Hemen hemen herkesin bildiği gibi disk hernileri -toplumun genel kullanım dilindeki “bel fıtıkları”-, nerede ise sosyete hastalığı olup çıkmış da bizim haberimiz yokmuş.
Bel ağrısından muzdarip kimi görsem, muayene olduğu beyin cerrahının kendisinde bel fıtığı olduğunu, ameliyat olması ve platinlerle(!) de bel bölgesinin desteklenerek güçlendirilmesi gerektiğini söylediğini ifade ettiklerine ve bu hususta benim de fikrimi almak istediklerine şahit oluyorum.
Bunca yıllık beyin cerrrahisi alanındaki tecrübelerime karşılık, ne acıdır ki, bel fıtığı tedavisinde bölgeden bölgeye, kişiden kişiye, şehirden şehire, hekimden hekime ve hatta hastaneden hastaneye çok değişik ve farklı cerrahi-tıbbi tedavi modaliteleri sergilendiğini öğreniyorum.
Onbeş dakikası bilmem ne kadar (aslında ben çok iyi biliyorum da…!) TL artı KDV olan televizyon sağlık(!) programlarında, hayatı boyunca tıp fakültelerinin kapısından değil girme, önünden geçme hakkına bile sahip olamamış şarlatan sahtekârların, “köpeksiz köy bulup değneksiz gezen”ler misali, kanserden tutun da ölüm hariç (Aslında ölüme de çare bulmuşlar da, ifşa etmek için yer ve zamanın müsait olmasını bekliyorlar!), böbrek ve kalp nakline, beyin kanamasına kadar her türlü hastalığı otlarla ve taşlarla garantili tedavi(!) ettiklerini iddia eden, mucizeleryaratan hekim müsveddeleri bir yana, her bel ağrısı şikâyeti olana, müracaat edilen hekimin uzmanlık ve ilgi alanına, yaşına ve hatta çalıştığı hastanenin statüsüne göre akla hayale gelmeyen tedavi ya da cerrahi tedavi yöntemlerinin teklif edildiğine hayretle şahit oluyorum.
Oysaki, genel olarak bel ağrılarının çok az bir kısmının sebebi bel fıtığı olabilir.

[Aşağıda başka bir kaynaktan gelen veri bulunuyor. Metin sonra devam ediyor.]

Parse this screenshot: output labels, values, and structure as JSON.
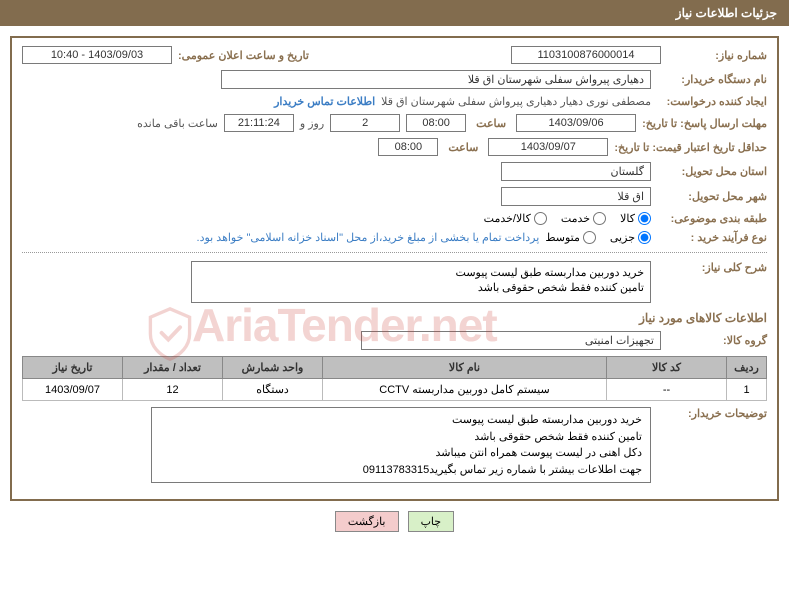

Gerek klinik gerekse tetkikler sonucu teşhis edilen bel fıtıklarının yüzde 85’i, hatta 90’ının -kendiliğinden düzelenler hariç-, ameliyata gereksinim göstermeden, uygun tıbbi tedavi ile düzelebileceği, ancak yüzde 10’luk bir diliminin cerrahi müdahale gerektireceği hakikati gözardı edilerek, bel ağrısı olanlara, bazen farklı düşünce ve emeller çerçevesinde hareket edilerek “bel fıtığı” yaftası ile şeytanın bile aklına gelmeyecek ekstrem tedavi planları ve cerrahi yöntemler teklif edilmekte ve maalesef uygulanmaktadır.
Bu husus Sinir Sistemi Cerrahisi Derneğinin 25-28 Ekim 2014 tarihleri arasında düzenlediği X. Bilimsel Kongresi’nde de detaylı olarak tartışılmış, gerek teşhis ve gerekse tedavi planları üzerinde durulmuş, meslektaşlarımızın daha hassas davranmaları konusunda fikir birliğine varılmıştır. Her bel fıtığı ameliyatında, stabilizasyon dediğimiz, halk dili ile “platin takılması”nın da kabul edilemez olduğunu ifade etmek isterim.
Bu arada, kâğıt üzerinden tayin ile hiç gitmediği ve görmediği bir şehre, bir kurum ve kuruluşa atanıp, hiç vakit kaybetmeden, akabinde geçici görevlendirme ile eski makamına avdet edenlerin, buna sebep olanların, insanları ahmak yerine koyanların ve hinuhacette kendisine veya aile efradına teklif edemeyeceği bir tedavi planını ve cerrahi müdahaleyi başka hastalara rahatlıkla önerebilen hekimlerin, rahat uyuyup uyuyamadıklarını da merak etmiyor değilim.
Biz yine KKNHHK kıvamında, BİR NİHAN SEVDA isimli (Ya Hayy!, Ötüken Yayınları, İstanbul 2014) bir rubai paylaşalım.
BİR NİHÂN SEVDÂ
(Fâilâtün Fâilâtün Fâilâtün Fâilün)
Bir nihân sevdâya düştük, sırrımız gelmez dile.
Dil yanar aşkıyla lâkin, istemez imdat bile.
Sîne nâlan amma, hep Âlem bizi handân sanır.
Var mı vuslat hiç bilinmez varmadan son menzile.